The United States Treasury Department Office of Foreign Assets Control (OFAC) announced Friday that it was sanctioning cryptocurrency mixer Blender.io for its role in laundering proceeds from the hacking of Axie Infinity’s Ronin Bridge. North Korean state-sponsored hackers Lazarus Group have been identified as the perpetrators of the attack.
Treasury Under Secretary for Terrorism and Financial Intelligence Brian E. Nelson said in a statement:
“Today, for the first time ever, Treasury is sanctioning a virtual currency mixer. […] We are taking action against illicit financial activity by the DPRK and will not allow state-sponsored thievery and its money-laundering enablers to go unanswered.”
Under the sanctions, all Blender.io property in the United States or in the possession of U.S. persons is blocked and must be reported to OFAC.

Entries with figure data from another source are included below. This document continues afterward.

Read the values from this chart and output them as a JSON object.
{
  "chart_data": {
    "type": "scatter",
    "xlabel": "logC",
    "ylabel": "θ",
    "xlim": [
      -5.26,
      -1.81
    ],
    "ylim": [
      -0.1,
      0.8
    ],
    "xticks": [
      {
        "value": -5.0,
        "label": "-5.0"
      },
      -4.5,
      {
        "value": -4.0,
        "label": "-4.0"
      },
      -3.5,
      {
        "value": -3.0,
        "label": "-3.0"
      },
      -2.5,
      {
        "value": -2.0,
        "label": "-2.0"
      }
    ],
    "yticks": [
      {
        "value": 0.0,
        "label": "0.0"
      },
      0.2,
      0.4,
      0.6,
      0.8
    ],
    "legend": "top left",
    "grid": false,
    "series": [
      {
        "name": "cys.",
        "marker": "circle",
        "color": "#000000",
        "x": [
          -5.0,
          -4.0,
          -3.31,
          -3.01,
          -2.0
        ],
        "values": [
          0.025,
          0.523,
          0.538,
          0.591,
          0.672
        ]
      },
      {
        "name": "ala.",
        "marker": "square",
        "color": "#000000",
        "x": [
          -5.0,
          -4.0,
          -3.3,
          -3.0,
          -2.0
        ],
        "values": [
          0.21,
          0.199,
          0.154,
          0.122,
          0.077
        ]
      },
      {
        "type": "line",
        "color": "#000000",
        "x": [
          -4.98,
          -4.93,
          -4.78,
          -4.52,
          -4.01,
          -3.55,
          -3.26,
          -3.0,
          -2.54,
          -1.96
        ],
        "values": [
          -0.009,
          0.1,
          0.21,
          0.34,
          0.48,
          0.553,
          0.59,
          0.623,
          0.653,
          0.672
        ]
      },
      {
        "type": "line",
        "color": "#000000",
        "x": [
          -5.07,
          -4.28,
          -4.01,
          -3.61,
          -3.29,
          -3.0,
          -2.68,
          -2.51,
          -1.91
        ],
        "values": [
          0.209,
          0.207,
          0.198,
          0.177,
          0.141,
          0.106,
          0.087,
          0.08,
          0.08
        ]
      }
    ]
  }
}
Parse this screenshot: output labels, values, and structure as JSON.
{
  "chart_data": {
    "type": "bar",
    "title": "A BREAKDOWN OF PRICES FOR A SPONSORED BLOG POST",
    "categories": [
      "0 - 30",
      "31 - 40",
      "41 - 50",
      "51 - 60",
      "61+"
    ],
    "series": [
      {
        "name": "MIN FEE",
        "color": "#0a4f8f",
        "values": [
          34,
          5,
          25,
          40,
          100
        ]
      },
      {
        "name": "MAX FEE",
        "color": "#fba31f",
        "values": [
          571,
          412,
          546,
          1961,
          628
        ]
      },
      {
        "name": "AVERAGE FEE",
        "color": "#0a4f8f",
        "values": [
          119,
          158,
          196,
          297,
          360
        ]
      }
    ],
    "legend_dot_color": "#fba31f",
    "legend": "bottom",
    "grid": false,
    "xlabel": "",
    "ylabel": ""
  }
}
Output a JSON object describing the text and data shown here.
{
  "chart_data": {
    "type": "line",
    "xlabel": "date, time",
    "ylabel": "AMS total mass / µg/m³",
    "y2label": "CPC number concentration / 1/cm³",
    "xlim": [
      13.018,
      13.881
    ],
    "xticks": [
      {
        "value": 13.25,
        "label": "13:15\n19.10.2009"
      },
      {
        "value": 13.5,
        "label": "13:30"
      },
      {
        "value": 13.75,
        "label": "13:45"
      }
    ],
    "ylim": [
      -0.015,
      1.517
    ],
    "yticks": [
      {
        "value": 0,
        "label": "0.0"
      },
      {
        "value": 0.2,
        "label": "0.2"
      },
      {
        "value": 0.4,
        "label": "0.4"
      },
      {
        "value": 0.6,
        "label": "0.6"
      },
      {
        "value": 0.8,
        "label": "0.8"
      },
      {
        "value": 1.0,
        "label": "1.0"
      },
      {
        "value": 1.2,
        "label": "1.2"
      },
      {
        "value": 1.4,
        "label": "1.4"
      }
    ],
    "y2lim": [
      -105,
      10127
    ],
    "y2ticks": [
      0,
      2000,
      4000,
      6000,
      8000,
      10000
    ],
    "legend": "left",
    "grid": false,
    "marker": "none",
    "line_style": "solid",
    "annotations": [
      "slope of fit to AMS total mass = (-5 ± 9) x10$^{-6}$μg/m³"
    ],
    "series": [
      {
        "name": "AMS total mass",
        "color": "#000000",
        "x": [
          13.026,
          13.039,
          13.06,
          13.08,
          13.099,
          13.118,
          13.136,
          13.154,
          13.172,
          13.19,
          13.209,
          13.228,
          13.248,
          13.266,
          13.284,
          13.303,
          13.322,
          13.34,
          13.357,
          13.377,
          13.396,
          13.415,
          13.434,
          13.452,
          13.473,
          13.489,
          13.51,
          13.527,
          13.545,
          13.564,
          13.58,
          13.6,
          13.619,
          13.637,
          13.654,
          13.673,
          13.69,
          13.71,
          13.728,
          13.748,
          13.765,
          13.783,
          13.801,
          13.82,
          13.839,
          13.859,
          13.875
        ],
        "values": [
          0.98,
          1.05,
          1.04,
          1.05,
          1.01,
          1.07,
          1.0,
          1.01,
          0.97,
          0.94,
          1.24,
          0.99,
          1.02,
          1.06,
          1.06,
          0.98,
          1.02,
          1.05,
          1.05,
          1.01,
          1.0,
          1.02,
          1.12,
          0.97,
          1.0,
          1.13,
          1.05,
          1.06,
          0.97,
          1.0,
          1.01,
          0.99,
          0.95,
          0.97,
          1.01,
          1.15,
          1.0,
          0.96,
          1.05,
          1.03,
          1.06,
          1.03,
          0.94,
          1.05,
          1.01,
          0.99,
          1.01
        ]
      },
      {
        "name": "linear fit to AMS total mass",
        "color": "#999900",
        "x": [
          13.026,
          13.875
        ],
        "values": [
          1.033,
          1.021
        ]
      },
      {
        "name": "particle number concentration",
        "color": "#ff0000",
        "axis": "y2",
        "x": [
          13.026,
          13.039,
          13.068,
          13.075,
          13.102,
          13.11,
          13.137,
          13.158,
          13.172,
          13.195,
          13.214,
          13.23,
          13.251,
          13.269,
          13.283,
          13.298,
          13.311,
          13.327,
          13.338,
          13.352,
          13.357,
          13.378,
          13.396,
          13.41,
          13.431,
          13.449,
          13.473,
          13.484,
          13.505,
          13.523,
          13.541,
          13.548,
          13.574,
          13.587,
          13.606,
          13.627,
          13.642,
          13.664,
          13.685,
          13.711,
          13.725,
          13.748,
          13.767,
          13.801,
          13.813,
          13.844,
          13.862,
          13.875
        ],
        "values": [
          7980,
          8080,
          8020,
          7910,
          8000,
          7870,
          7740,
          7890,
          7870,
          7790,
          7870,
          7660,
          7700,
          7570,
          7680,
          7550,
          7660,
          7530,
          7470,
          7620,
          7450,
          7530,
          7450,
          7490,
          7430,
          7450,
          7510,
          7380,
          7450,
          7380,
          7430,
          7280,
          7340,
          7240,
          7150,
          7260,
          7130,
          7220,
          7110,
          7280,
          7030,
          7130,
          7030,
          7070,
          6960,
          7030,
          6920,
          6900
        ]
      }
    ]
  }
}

According to OFAC, Blender.io processed $20.5 million out of approximately $620 million stolen from the Vietnam-based play-to-earn game in the form of roughly 173,600 Ether (ETH) and 25.5 million USD Coin (USDC). OFAC also found during its investigation that Blender.io had facilitated money laundering for Russia-linked ransomware groups including Trickbot, Conti, Ryuk, Sodinokibi and Gandcrab. The Blender.io website was offline at the time of writing.
The Treasury agency also added the addresses of four wallets used by Lazarus Group to launder some of the stolen funds to its List of Specially Designated Nationals and Blocked Persons.
Related: US Treasury Dept sanctions 3 Ethereum addresses allegedly linked to North Korea
There has been a security breach on the Ronin Network.https://t.co/ktAp9w5qpP
— Ronin (@Ronin_Network) March 29, 2022
The Ronin Bridge hack took place on March 23, but it was only discovered the following week. The bridge was accessed through game developer Sky Mavis. That organization had been indefinitely whitelisted after helping process a surge in transactions. Sky Mavis raised $150 million to reimburse users who lost money in the exploit, and Binance was able to recover $5.8 million of the money from 86 accounts. Lazarus Group was identified as the hackers by OFAC in mid-April.
The US Treasury recently issued sanctions on the crypto mixer ChipMixer for its role in the recent Axie Infinity hack. By using ChipMixer’s services, the hackers were able to anonymously funnel away millions of dollars worth of cryptocurrency.
ChipMixer is a cryptocurrency tumbler service, which mixes different inputs to produce a completely different output as a way of making transactions difficult to trace. Although these services are sometimes used to help protect users’ identities, they are also popular tools utilized by hackers when trying to hide the origin of their improper funds.
In the recent Axie Infinity hack, the hackers managed to move away almost $7.8 million worth of cryptocurrency stolen from users’ accounts. In this case, experts have concluded that the hackers exploited a vulnerability in the smart contract code. Fortunately, due to a bug bounty program, Axie Infinity developers were able to patch the vulnerability within an hour of the attack.
As part of the US Treasury’s sanctioned action, the department released a statement saying, “ChipMixer’s services are being used to conceal the source of ill-gotten gains and launder the proceeds of cybercrime.” The US Treasury’s Office of Foreign Assets Control (OFAC) had previously issued an advisory warning against the use of digital currency mixers and tumblers that allow users to cover their tracks and remain anonymous while trading cryptocurrency.
Going forward, multiple other regulators have pledged to further investigate the matter and promised to take additional necessary measures to protect the interest of their users and prevent any further illegal activities from taking place.
Although many cryptocurrency exchanges have taken steps to protect themselves, this recent incident highlights the importance of additional security measures and stringent monitoring for suspicious transactions. It is also important for users to take active steps to protect their own assets and remain aware of any potential risks that may arise.